Sunday, August 28, 2016

The poorest of the poor

One week before the Canonization of Blessed Teresa of Calcutta, here is the reflection that I shared this weekend with those who came to pray with us.


Covered with the poverty of the cross

Next Sunday there will be a wonderful celebration in Rome and throughout the world.  At 10:00am local time, the Holy Father will begin the celebration of the Mass of Canonization for the holy woman who is now known as Blessed Teresa of Calcutta.  When the entrance procession for that liturgy has been completed, Cardinal Angelo Amato, the Prefect of the Congregation for the Causes of Saints will read a brief description of Mother Teresa’s life and then he will ask Pope Francis to proclaim her a saint.  Saints are those who have gone before us and who the Church formally recognizes as having lived holy and exemplary lives.  We believe that they are now in heaven where they continue to intercede on our behalf.

What is it about the life of this woman that brought her such renown?  Anjezë Bojaxhiu was raised in a family that was Catholic and that had Kosovar Albanian roots.  As a young child, she was always fascinated by stories of missionaries who had spent time in Bengal (a region of India).  She was only 12 years old when she became convinced that she should commit herself to a religious life, but she was 18 years old when she accepted the Lord’s invitation and left home to join the Sisters of Loretto, a teaching Order.  She spent time in Ireland where she learned English and then was sent to Darjeeling in 1929, where she learned Bengali and began to teach in a school nearby the convent.  In fact, she taught school with the Loretto Sisters for twenty years both in Darjeeling and in Calcutta.
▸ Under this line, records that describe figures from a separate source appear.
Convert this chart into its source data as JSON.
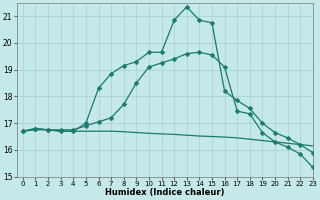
{
  "xlabel": "Humidex (Indice chaleur)",
  "background_color": "#c5e8e8",
  "grid_color": "#a8d0d0",
  "line_color": "#1a7a6e",
  "xlim": [
    -0.5,
    23
  ],
  "ylim": [
    15,
    21.5
  ],
  "yticks": [
    15,
    16,
    17,
    18,
    19,
    20,
    21
  ],
  "xticks": [
    0,
    1,
    2,
    3,
    4,
    5,
    6,
    7,
    8,
    9,
    10,
    11,
    12,
    13,
    14,
    15,
    16,
    17,
    18,
    19,
    20,
    21,
    22,
    23
  ],
  "line1_x": [
    0,
    1,
    2,
    3,
    4,
    5,
    6,
    7,
    8,
    9,
    10,
    11,
    12,
    13,
    14,
    15,
    16,
    17,
    18,
    19,
    20,
    21,
    22,
    23
  ],
  "line1_y": [
    16.7,
    16.8,
    16.75,
    16.7,
    16.7,
    17.0,
    18.3,
    18.85,
    19.15,
    19.3,
    19.65,
    19.65,
    20.85,
    21.35,
    20.85,
    20.75,
    18.2,
    17.85,
    17.55,
    17.0,
    16.65,
    16.45,
    16.2,
    15.9
  ],
  "line2_x": [
    0,
    1,
    2,
    3,
    4,
    5,
    6,
    7,
    8,
    9,
    10,
    11,
    12,
    13,
    14,
    15,
    16,
    17,
    18,
    19,
    20,
    21,
    22,
    23
  ],
  "line2_y": [
    16.7,
    16.8,
    16.75,
    16.75,
    16.75,
    16.9,
    17.05,
    17.2,
    17.7,
    18.5,
    19.1,
    19.25,
    19.4,
    19.6,
    19.65,
    19.55,
    19.1,
    17.45,
    17.35,
    16.65,
    16.3,
    16.1,
    15.85,
    15.35
  ],
  "line3_x": [
    0,
    1,
    2,
    3,
    4,
    5,
    6,
    7,
    8,
    9,
    10,
    11,
    12,
    13,
    14,
    15,
    16,
    17,
    18,
    19,
    20,
    21,
    22,
    23
  ],
  "line3_y": [
    16.7,
    16.75,
    16.75,
    16.7,
    16.7,
    16.7,
    16.7,
    16.7,
    16.68,
    16.65,
    16.62,
    16.6,
    16.58,
    16.55,
    16.52,
    16.5,
    16.48,
    16.45,
    16.4,
    16.35,
    16.3,
    16.25,
    16.2,
    16.15
  ]
}
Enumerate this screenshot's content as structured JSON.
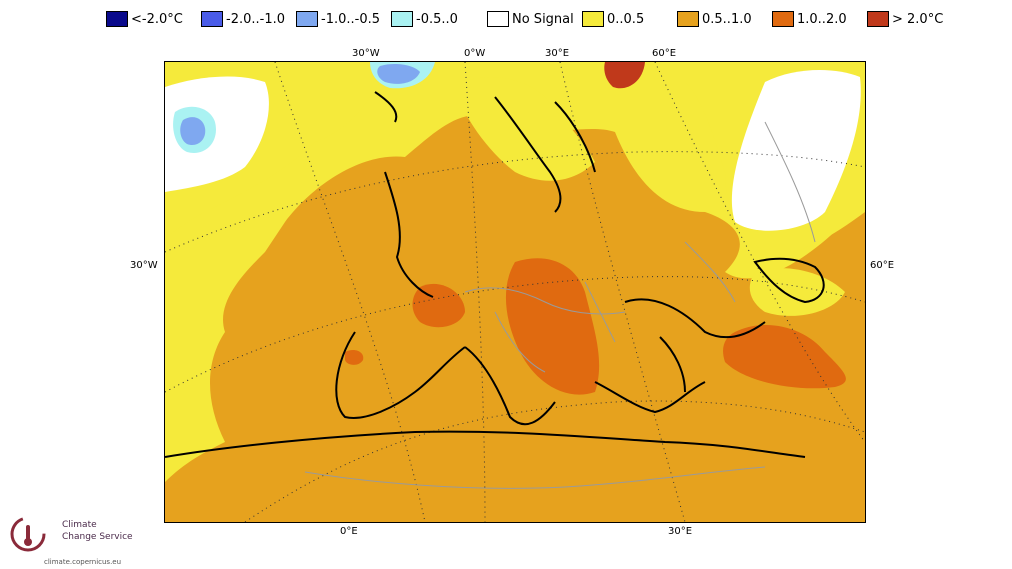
{
  "legend": [
    {
      "label": "<-2.0°C",
      "color": "#0a0a8c"
    },
    {
      "label": "-2.0..-1.0",
      "color": "#4a5ce8"
    },
    {
      "label": "-1.0..-0.5",
      "color": "#7fa8f0"
    },
    {
      "label": "-0.5..0",
      "color": "#aaf2f2"
    },
    {
      "label": "No Signal",
      "color": "#ffffff"
    },
    {
      "label": "0..0.5",
      "color": "#f5ea3b"
    },
    {
      "label": "0.5..1.0",
      "color": "#e6a21e"
    },
    {
      "label": "1.0..2.0",
      "color": "#e06a10"
    },
    {
      "label": "> 2.0°C",
      "color": "#c0391b"
    }
  ],
  "coords": {
    "top": [
      "30°W",
      "0°W",
      "30°E",
      "60°E"
    ],
    "left": "30°W",
    "right": "60°E",
    "bottom": [
      "0°E",
      "30°E"
    ]
  },
  "logo": {
    "line1": "Climate",
    "line2": "Change Service",
    "url": "climate.copernicus.eu"
  }
}
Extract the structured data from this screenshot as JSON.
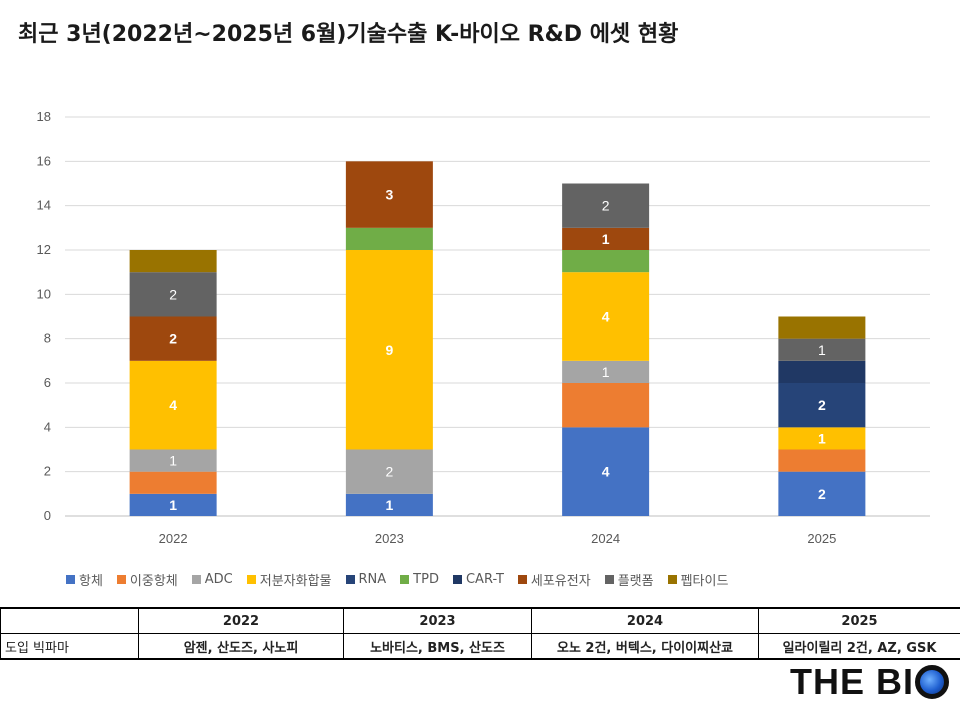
{
  "title": "최근 3년(2022년~2025년 6월)기술수출 K-바이오 R&D 에셋 현황",
  "chart_data": {
    "type": "bar",
    "stacked": true,
    "categories": [
      "2022",
      "2023",
      "2024",
      "2025"
    ],
    "ylim": [
      0,
      18
    ],
    "yticks": [
      0,
      2,
      4,
      6,
      8,
      10,
      12,
      14,
      16,
      18
    ],
    "grid": true,
    "legend_position": "bottom",
    "series": [
      {
        "name": "항체",
        "color": "#4472C4",
        "values": [
          1,
          1,
          4,
          2
        ],
        "labels": [
          "1",
          "1",
          "4",
          "2"
        ]
      },
      {
        "name": "이중항체",
        "color": "#ED7D31",
        "values": [
          1,
          0,
          2,
          1
        ],
        "labels": [
          "",
          "",
          "",
          ""
        ]
      },
      {
        "name": "ADC",
        "color": "#A5A5A5",
        "values": [
          1,
          2,
          1,
          0
        ],
        "labels": [
          "1",
          "2",
          "1",
          ""
        ]
      },
      {
        "name": "저분자화합물",
        "color": "#FFC000",
        "values": [
          4,
          9,
          4,
          1
        ],
        "labels": [
          "4",
          "9",
          "4",
          "1"
        ]
      },
      {
        "name": "RNA",
        "color": "#264478",
        "values": [
          0,
          0,
          0,
          2
        ],
        "labels": [
          "",
          "",
          "",
          "2"
        ]
      },
      {
        "name": "TPD",
        "color": "#70AD47",
        "values": [
          0,
          1,
          1,
          0
        ],
        "labels": [
          "",
          "",
          "",
          ""
        ]
      },
      {
        "name": "CAR-T",
        "color": "#203864",
        "values": [
          0,
          0,
          0,
          1
        ],
        "labels": [
          "",
          "",
          "",
          ""
        ]
      },
      {
        "name": "세포유전자",
        "color": "#9E480E",
        "values": [
          2,
          3,
          1,
          0
        ],
        "labels": [
          "2",
          "3",
          "1",
          ""
        ]
      },
      {
        "name": "플랫폼",
        "color": "#636363",
        "values": [
          2,
          0,
          2,
          1
        ],
        "labels": [
          "2",
          "",
          "2",
          "1"
        ]
      },
      {
        "name": "펩타이드",
        "color": "#997300",
        "values": [
          1,
          0,
          0,
          1
        ],
        "labels": [
          "",
          "",
          "",
          ""
        ]
      }
    ]
  },
  "table": {
    "headers": [
      "",
      "2022",
      "2023",
      "2024",
      "2025"
    ],
    "row_label": "도입 빅파마",
    "cells": [
      "암젠, 산도즈, 사노피",
      "노바티스, BMS, 산도즈",
      "오노 2건, 버텍스, 다이이찌산쿄",
      "일라이릴리 2건, AZ, GSK"
    ]
  },
  "logo": {
    "text": "THE BI",
    "mark_letter": "O"
  }
}
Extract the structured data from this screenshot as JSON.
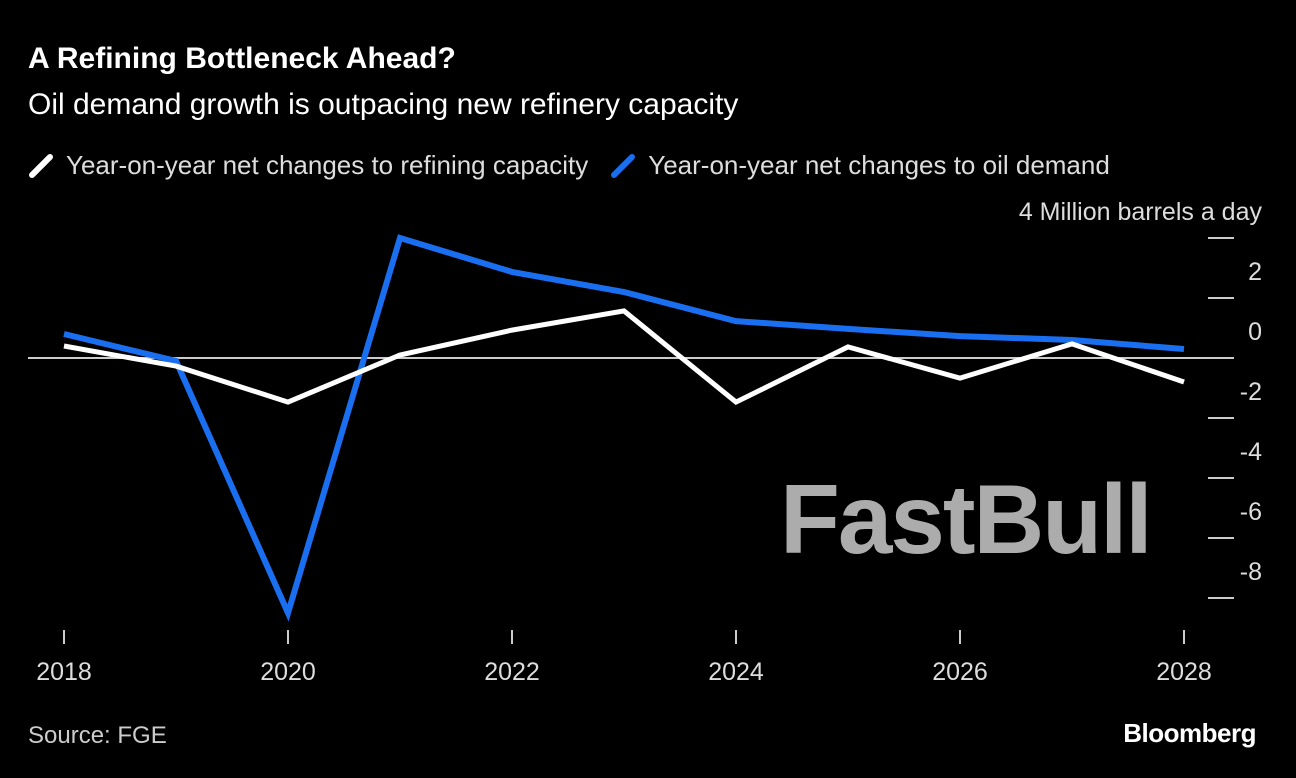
{
  "chart_data": {
    "type": "line",
    "title": "A Refining Bottleneck Ahead?",
    "subtitle": "Oil demand growth is outpacing new refinery capacity",
    "ylabel": "Million barrels a day",
    "source": "Source: FGE",
    "x": [
      2018,
      2019,
      2020,
      2021,
      2022,
      2023,
      2024,
      2025,
      2026,
      2027,
      2028
    ],
    "xticks": [
      "2018",
      "2020",
      "2022",
      "2024",
      "2026",
      "2028"
    ],
    "yticks": [
      "4",
      "2",
      "0",
      "-2",
      "-4",
      "-6",
      "-8"
    ],
    "ylim": [
      -9,
      4
    ],
    "legend_placement": "top",
    "grid": false,
    "series": [
      {
        "name": "Year-on-year net changes to refining capacity",
        "color": "#ffffff",
        "values": [
          0.4,
          -0.27,
          -1.47,
          0.1,
          0.93,
          1.57,
          -1.47,
          0.37,
          -0.67,
          0.47,
          -0.8
        ]
      },
      {
        "name": "Year-on-year net changes to oil demand",
        "color": "#1a6ff0",
        "values": [
          0.8,
          -0.1,
          -8.5,
          4.0,
          2.87,
          2.2,
          1.23,
          0.97,
          0.73,
          0.6,
          0.3
        ]
      }
    ]
  },
  "branding": {
    "logo": "Bloomberg",
    "watermark": "FastBull"
  }
}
Sister Teresa enjoyed this work but she was increasingly disturbed by the poverty that she witnessed in Calcutta.  In a sense you might say that although she had already found her place at the banquet, there was a secondary call – an invitation to move up higher (Lk 7:10).  On September 10, 1946, she experienced what she later described as the call within the call: an order - not a request, but an order - to leave the convent and to help the poor while living among them.  In that moment, she understood the words that we heard proclaimed in today’s second reading: you have come to … the city of the living God, the heavenly Jerusalem … to innumerable angels in festal gathering … and to Jesus, the mediator of the new covenant (Heb 12:22, 24).

Two years after she heard this call within a call, Sister Teresa replaced her traditional Loretto habit with a simple white cotton sari decorated with a blue border and began to work among the poor in the streets of Calcutta.  Responding to this new call was not easy: she had no income, she had to resort to begging for food and supplies, she experienced doubt, loneliness and the temptation to return to the comforts of convent life, but through all this, she also heard the wisdom of Sirach the Sage: My child, perform your tasks with humility … the greater you are, the more you must humble yourself (Sir 3:17-18).

On October 7, 1950, Sister Teresa received official Vatican permission to start a diocesan Congregation which would eventually become the Missionaries of Charity.  To this day, these missionaries care for the hungry, the naked, the homeless, the crippled, the blind, the lepers, all those people who feel unwanted, unloved, uncared for throughout society, people that have become a burden to society and who are shunned by everyone (Teresa of Calcutta).

In this final week, as we prepare for the Canonization of this woman of deep faith, let us join our voices in prayer to give thanks and praise to God for her example, for her teachings and for her willingness to be a joyful witness of Christ’s closeness to those who have been forgotten, lost and even orphaned.  Let us ask her to intercede on our behalf so that we too might have the courage to see Christ in everyone we meet, and strive every day to invite the poor, the lame, the crippled and the blind (Lk 14:13) to sit at our tables.  Jesus promises us that we will be repaid at the resurrection of the righteous (Lk 14:14).